Technology has made it easier than ever to fake it. With something as basic as call forwarding, you can answer your work phone from a park bench on a lovely spring afternoon. No one will be the wiser.
A new book has taken faking to the next level: “Faking It: How to Seem Like a Better Person Without Actually Improving Yourself,” by Amir Blumenfeld, Neel Shah and Ethan Trex. It’s meant to be funny; but while you’re laughing out loud, you might find it’s uncomfortably close to what people actually do.
“It’s one step over the top,” Trex said. “But the underlying logic is pretty applicable to most people’s lives.”
As the authors point out, it’s not who you are, it’s who other people think you are.
To his surprise, Trex, 24, found out that, “Everyone is very comfortable saying they do these things. It’s more common than people realize. In reality, our parents and friends say they do this stuff too. Especially the older ones in their late 50s.”
Let’s say, for instance, you know nothing about classical music. If someone asks who you think is the greatest composer of all time, the authors advise, answer either Bach or Mozart.
“Either choice is arguable and will hold you in good stead,” according to the book. “You can’t be effectively debated, and if someone tries, simply reply: ‘Mozart! (Or Bach)’. There’s nothing more to say!” (Another tip is “being dismissive to hide your ignorance.”)
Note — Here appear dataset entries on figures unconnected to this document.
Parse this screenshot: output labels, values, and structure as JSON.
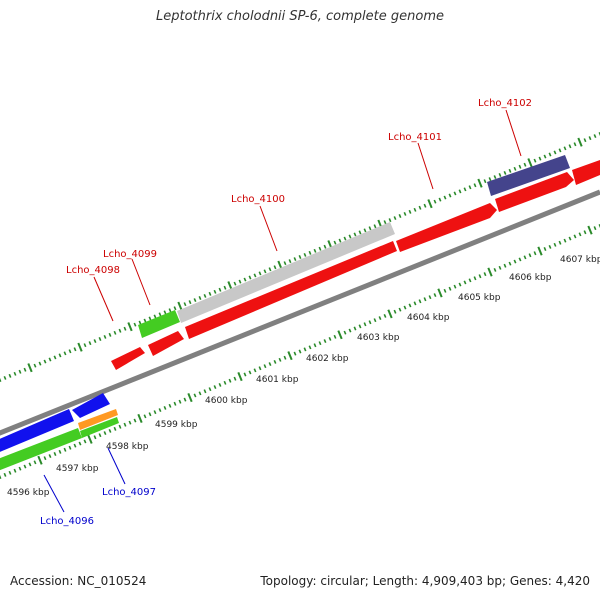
{
  "title": "Leptothrix cholodnii SP-6, complete genome",
  "accession": "Accession: NC_010524",
  "topology": "Topology: circular; Length: 4,909,403 bp; Genes: 4,420",
  "colors": {
    "backbone": "#808080",
    "ticks": "#2a8a2a",
    "red_gene": "#ee1111",
    "grey_gene": "#c8c8c8",
    "green_gene": "#44cc22",
    "blue_gene": "#1111ee",
    "purple_gene": "#44448c",
    "orange_gene": "#ff9922",
    "red_label": "#cc0000",
    "blue_label": "#0000cc"
  },
  "kbp_labels": [
    "4596 kbp",
    "4597 kbp",
    "4598 kbp",
    "4599 kbp",
    "4600 kbp",
    "4601 kbp",
    "4602 kbp",
    "4603 kbp",
    "4604 kbp",
    "4605 kbp",
    "4606 kbp",
    "4607 kbp"
  ],
  "gene_labels": [
    {
      "text": "Lcho_4102",
      "strand": "forward"
    },
    {
      "text": "Lcho_4101",
      "strand": "forward"
    },
    {
      "text": "Lcho_4100",
      "strand": "forward"
    },
    {
      "text": "Lcho_4099",
      "strand": "forward"
    },
    {
      "text": "Lcho_4098",
      "strand": "forward"
    },
    {
      "text": "Lcho_4097",
      "strand": "reverse"
    },
    {
      "text": "Lcho_4096",
      "strand": "reverse"
    }
  ]
}
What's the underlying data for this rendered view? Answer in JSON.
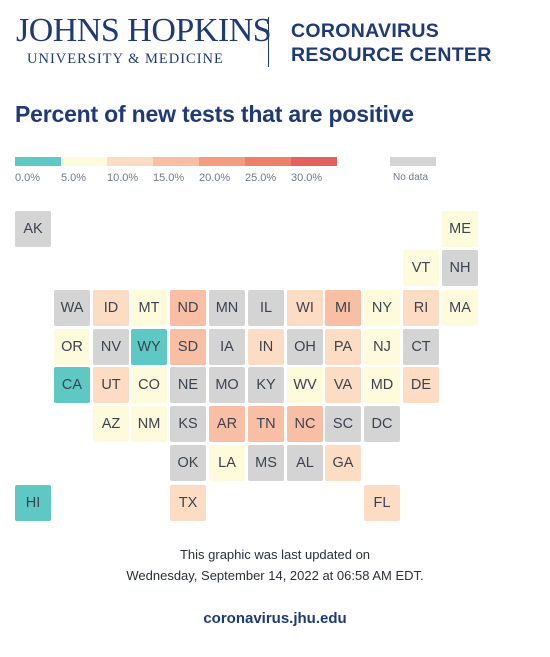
{
  "header": {
    "org_name": "JOHNS HOPKINS",
    "org_sub": "UNIVERSITY & MEDICINE",
    "center_line1": "CORONAVIRUS",
    "center_line2": "RESOURCE CENTER"
  },
  "title": "Percent of new tests that are positive",
  "legend": {
    "bins": [
      {
        "label": "0.0%",
        "color": "#5ec8c4"
      },
      {
        "label": "5.0%",
        "color": "#fdfbdc"
      },
      {
        "label": "10.0%",
        "color": "#fddcc4"
      },
      {
        "label": "15.0%",
        "color": "#f9bfa4"
      },
      {
        "label": "20.0%",
        "color": "#f39d80"
      },
      {
        "label": "25.0%",
        "color": "#ee8069"
      },
      {
        "label": "30.0%",
        "color": "#e3625d"
      }
    ],
    "no_data": {
      "label": "No data",
      "color": "#d4d4d4"
    }
  },
  "states": [
    {
      "code": "AK",
      "bin": "none"
    },
    {
      "code": "ME",
      "bin": "b1"
    },
    {
      "code": "VT",
      "bin": "b1"
    },
    {
      "code": "NH",
      "bin": "none"
    },
    {
      "code": "WA",
      "bin": "none"
    },
    {
      "code": "ID",
      "bin": "b2"
    },
    {
      "code": "MT",
      "bin": "b1"
    },
    {
      "code": "ND",
      "bin": "b3"
    },
    {
      "code": "MN",
      "bin": "none"
    },
    {
      "code": "IL",
      "bin": "none"
    },
    {
      "code": "WI",
      "bin": "b2"
    },
    {
      "code": "MI",
      "bin": "b3"
    },
    {
      "code": "NY",
      "bin": "b1"
    },
    {
      "code": "RI",
      "bin": "b2"
    },
    {
      "code": "MA",
      "bin": "b1"
    },
    {
      "code": "OR",
      "bin": "b1"
    },
    {
      "code": "NV",
      "bin": "none"
    },
    {
      "code": "WY",
      "bin": "b0"
    },
    {
      "code": "SD",
      "bin": "b3"
    },
    {
      "code": "IA",
      "bin": "none"
    },
    {
      "code": "IN",
      "bin": "b2"
    },
    {
      "code": "OH",
      "bin": "none"
    },
    {
      "code": "PA",
      "bin": "b2"
    },
    {
      "code": "NJ",
      "bin": "b1"
    },
    {
      "code": "CT",
      "bin": "none"
    },
    {
      "code": "CA",
      "bin": "b0"
    },
    {
      "code": "UT",
      "bin": "b2"
    },
    {
      "code": "CO",
      "bin": "b1"
    },
    {
      "code": "NE",
      "bin": "none"
    },
    {
      "code": "MO",
      "bin": "none"
    },
    {
      "code": "KY",
      "bin": "none"
    },
    {
      "code": "WV",
      "bin": "b1"
    },
    {
      "code": "VA",
      "bin": "b2"
    },
    {
      "code": "MD",
      "bin": "b1"
    },
    {
      "code": "DE",
      "bin": "b2"
    },
    {
      "code": "AZ",
      "bin": "b1"
    },
    {
      "code": "NM",
      "bin": "b1"
    },
    {
      "code": "KS",
      "bin": "none"
    },
    {
      "code": "AR",
      "bin": "b3"
    },
    {
      "code": "TN",
      "bin": "b3"
    },
    {
      "code": "NC",
      "bin": "b3"
    },
    {
      "code": "SC",
      "bin": "none"
    },
    {
      "code": "DC",
      "bin": "none"
    },
    {
      "code": "OK",
      "bin": "none"
    },
    {
      "code": "LA",
      "bin": "b1"
    },
    {
      "code": "MS",
      "bin": "none"
    },
    {
      "code": "AL",
      "bin": "none"
    },
    {
      "code": "GA",
      "bin": "b2"
    },
    {
      "code": "HI",
      "bin": "b0"
    },
    {
      "code": "TX",
      "bin": "b2"
    },
    {
      "code": "FL",
      "bin": "b2"
    }
  ],
  "footer": {
    "updated_line1": "This graphic was last updated on",
    "updated_line2": "Wednesday, September 14, 2022 at 06:58 AM EDT.",
    "url": "coronavirus.jhu.edu"
  }
}
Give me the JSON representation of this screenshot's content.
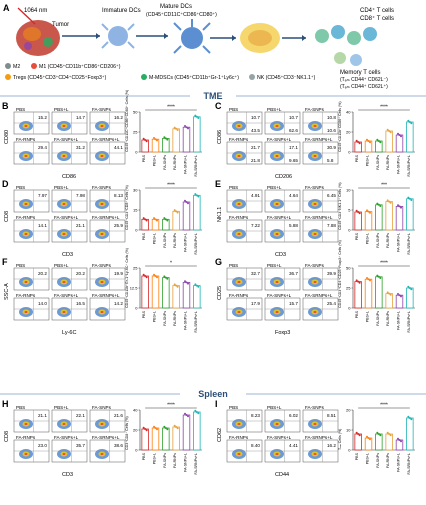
{
  "panelA": {
    "letter": "A",
    "laser": "1064 nm",
    "tumor": "Tumor",
    "immature_dcs": "Immature DCs",
    "mature_dcs_line1": "Mature  DCs",
    "mature_dcs_line2": "(CD45⁺CD11C⁺CD86⁺CD80⁺)",
    "cd4_cd8": "CD4⁺ T cells",
    "cd8": "CD8⁺ T cells",
    "memory_title": "Memory T cells",
    "memory_tem": "(Tₑₘ CD44⁺ CD62L⁻)",
    "memory_tcm": "(Tₑₘ CD44⁺ CD62L⁺)",
    "m2": "M2",
    "m1": "M1 (CD45⁺CD11b⁺CD86⁺CD206⁺)",
    "tregs": "Tregs (CD45⁺CD3⁺CD4⁺CD25⁺Foxp3⁺)",
    "mdscs": "M-MDSCs (CD45⁺CD11b⁺Gr-1⁺Ly6c⁺)",
    "nk": "NK (CD45⁺CD3⁻NK1.1⁺)"
  },
  "section_tme": "TME",
  "section_spleen": "Spleen",
  "groups": [
    "PBS",
    "PBS+L",
    "FA-SNPs",
    "FA-RNPs",
    "FA-SNPs+L",
    "FA-SRNPs+L"
  ],
  "colors": {
    "pbs": "#d62728",
    "pbsl": "#ff7f0e",
    "fasnps": "#2ca02c",
    "farnps": "#e6a23c",
    "fasnpsl": "#8e44ad",
    "fasrnpsl": "#1fb5b5",
    "accent": "#2b4f7a"
  },
  "panels": [
    {
      "letter": "B",
      "xaxis": "CD86",
      "yaxis": "CD80",
      "q": [
        "15.2",
        "14.7",
        "16.2",
        "29.4",
        "31.2",
        "44.1"
      ],
      "ylabel": "CD45⁺CD11C⁺CD86⁺CD80⁺ Cells (%)",
      "sig": "****"
    },
    {
      "letter": "C",
      "xaxis": "CD206",
      "yaxis": "CD86",
      "q": [
        "10.7",
        "10.7",
        "10.8",
        "21.7",
        "17.1",
        "30.9"
      ],
      "q2": [
        "43.5",
        "62.6",
        "10.6",
        "21.8",
        "9.65",
        "5.8"
      ],
      "ylabel": "CD45⁺CD11b⁺CD86⁺ Cells (%)",
      "sig": "****"
    },
    {
      "letter": "D",
      "xaxis": "CD3",
      "yaxis": "CD8",
      "q": [
        "7.97",
        "7.98",
        "8.13",
        "14.1",
        "21.1",
        "25.9"
      ],
      "ylabel": "CD45⁺CD3⁺CD8⁺ Cells (%)",
      "sig": "****"
    },
    {
      "letter": "E",
      "xaxis": "CD3",
      "yaxis": "NK1.1",
      "q": [
        "4.91",
        "4.64",
        "6.45",
        "7.22",
        "5.88",
        "7.88"
      ],
      "ylabel": "CD45⁺CD3⁻NK1.1⁺ Cells (%)",
      "sig": "***"
    },
    {
      "letter": "F",
      "xaxis": "Ly-6C",
      "yaxis": "SSC-A",
      "q": [
        "20.2",
        "20.2",
        "19.9",
        "14.0",
        "16.5",
        "14.2"
      ],
      "ylabel": "CD45⁺CD11b⁺Gr-1⁺Ly-6C⁺ Cells (%)",
      "sig": "*"
    },
    {
      "letter": "G",
      "xaxis": "Foxp3",
      "yaxis": "CD25",
      "q": [
        "32.7",
        "36.7",
        "39.9",
        "17.9",
        "15.7",
        "25.4"
      ],
      "ylabel": "CD45⁺CD3⁺CD4⁺CD25⁺Foxp3⁺ Cells (%)",
      "sig": "****"
    },
    {
      "letter": "H",
      "xaxis": "CD3",
      "yaxis": "CD8",
      "q": [
        "21.1",
        "22.1",
        "21.6",
        "23.0",
        "35.7",
        "38.6"
      ],
      "ylabel": "CD3⁺CD8⁺ Cells (%)",
      "sig": "****"
    },
    {
      "letter": "I",
      "xaxis": "CD44",
      "yaxis": "CD62",
      "q": [
        "8.23",
        "6.02",
        "8.51",
        "8.40",
        "4.41",
        "16.2"
      ],
      "ylabel": "Tₑₘ Cells (%)",
      "sig": "****"
    }
  ],
  "chart_data": [
    {
      "type": "bar",
      "panel": "B",
      "categories": [
        "PBS",
        "PBS+L",
        "FA-SNPs",
        "FA-RNPs",
        "FA-SNPs+L",
        "FA-SRNPs+L"
      ],
      "values": [
        15,
        16,
        17,
        29,
        31,
        44
      ],
      "ylim": [
        0,
        50
      ],
      "ylabel": "CD45⁺CD11C⁺CD86⁺CD80⁺ Cells (%)"
    },
    {
      "type": "bar",
      "panel": "C",
      "categories": [
        "PBS",
        "PBS+L",
        "FA-SNPs",
        "FA-RNPs",
        "FA-SNPs+L",
        "FA-SRNPs+L"
      ],
      "values": [
        10,
        11,
        11,
        21,
        17,
        30
      ],
      "ylim": [
        0,
        40
      ],
      "ylabel": "CD45⁺CD11b⁺CD86⁺ Cells (%)"
    },
    {
      "type": "bar",
      "panel": "D",
      "categories": [
        "PBS",
        "PBS+L",
        "FA-SNPs",
        "FA-RNPs",
        "FA-SNPs+L",
        "FA-SRNPs+L"
      ],
      "values": [
        8,
        8,
        8,
        14,
        21,
        26
      ],
      "ylim": [
        0,
        30
      ],
      "ylabel": "CD45⁺CD3⁺CD8⁺ Cells (%)"
    },
    {
      "type": "bar",
      "panel": "E",
      "categories": [
        "PBS",
        "PBS+L",
        "FA-SNPs",
        "FA-RNPs",
        "FA-SNPs+L",
        "FA-SRNPs+L"
      ],
      "values": [
        4.5,
        4.6,
        6.3,
        7.1,
        5.9,
        7.8
      ],
      "ylim": [
        0,
        10
      ],
      "ylabel": "CD45⁺CD3⁻NK1.1⁺ Cells (%)"
    },
    {
      "type": "bar",
      "panel": "F",
      "categories": [
        "PBS",
        "PBS+L",
        "FA-SNPs",
        "FA-RNPs",
        "FA-SNPs+L",
        "FA-SRNPs+L"
      ],
      "values": [
        20,
        20,
        19,
        14,
        16,
        14
      ],
      "ylim": [
        0,
        25
      ],
      "ylabel": "CD45⁺CD11b⁺Gr-1⁺Ly-6C⁺ Cells (%)"
    },
    {
      "type": "bar",
      "panel": "G",
      "categories": [
        "PBS",
        "PBS+L",
        "FA-SNPs",
        "FA-RNPs",
        "FA-SNPs+L",
        "FA-SRNPs+L"
      ],
      "values": [
        33,
        36,
        39,
        18,
        16,
        25
      ],
      "ylim": [
        0,
        50
      ],
      "ylabel": "CD45⁺CD3⁺CD4⁺CD25⁺Foxp3⁺ Cells (%)"
    },
    {
      "type": "bar",
      "panel": "H",
      "categories": [
        "PBS",
        "PBS+L",
        "FA-SNPs",
        "FA-RNPs",
        "FA-SNPs+L",
        "FA-SRNPs+L"
      ],
      "values": [
        21,
        22,
        22,
        23,
        35,
        38
      ],
      "ylim": [
        0,
        40
      ],
      "ylabel": "CD3⁺CD8⁺ Cells (%)"
    },
    {
      "type": "bar",
      "panel": "I",
      "categories": [
        "PBS",
        "PBS+L",
        "FA-SNPs",
        "FA-RNPs",
        "FA-SNPs+L",
        "FA-SRNPs+L"
      ],
      "values": [
        8,
        6,
        8,
        8,
        5,
        16
      ],
      "ylim": [
        0,
        20
      ],
      "ylabel": "Tₑₘ Cells (%)"
    }
  ]
}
How about telling your friends you’re planning to run the New York Marathon? The training happens when your friends are in bed, the runners are chosen by a lottery system, and most don’t get in. Just curse your bad luck when the time rolls around and say you weren’t chosen — but you can bask in the glory for months before then.
Trex doesn’t actually admit to having used any of the techniques himself, except that he has bought expensive brands of liquor and, when they’re empty, refilled them with the cheaper stuff.
“Nobody ever notices,” he said.
Don’t believe him?
Consider an article in The Wall Street Journal about office slackers who can manipulate their computer desktop from a hand-held. They open and close windows on the screen and move things around remotely. The boss passing by and seeing different screens might think they’re in the office but away from their desk.
Many people resort to some form of benign cheating. You probably don’t even think of it as faking it — from touching up your photo on MySpace to making a whole faux existence for yourself through Second Life, the online virtual world built and run by its residents.
How about re-gifting, so common now it even has a trendy name?
Some people consider pretending to agonize over the choice of a birthday present as just a little white lie. But recent research suggests that people are “fundamentally motivated to lie,” said Ty Tashiro, who teaches courses on interpersonal relationships at the University of Maryland, College Park.
“People are pretty effortless liars,” Tashiro said.
What’s different today with the Internet, instant messaging and texting is that we don’t have the pressure of facing other people.
“It’s easier to fake it,” Tashiro said.
For instance, the number of blonds and men with higher-than-average incomes on dating sites just doesn’t correlate with society as a whole, as the book “Freakonomics” points out.
Sometimes being OK with faking it slides over into something a little more disturbing. Take collegehumor.com’s recently released survey on cheating, which polled more than 30,000 students. More than half — 61 percent — admitted to some form of cheating, while only 16.5 percent felt bad about it.
Surprisingly, technology, which has made so much of today’s finest examples of faking it possible, didn’t play a huge part. The most popular form of cheating was looking over someone’s shoulder.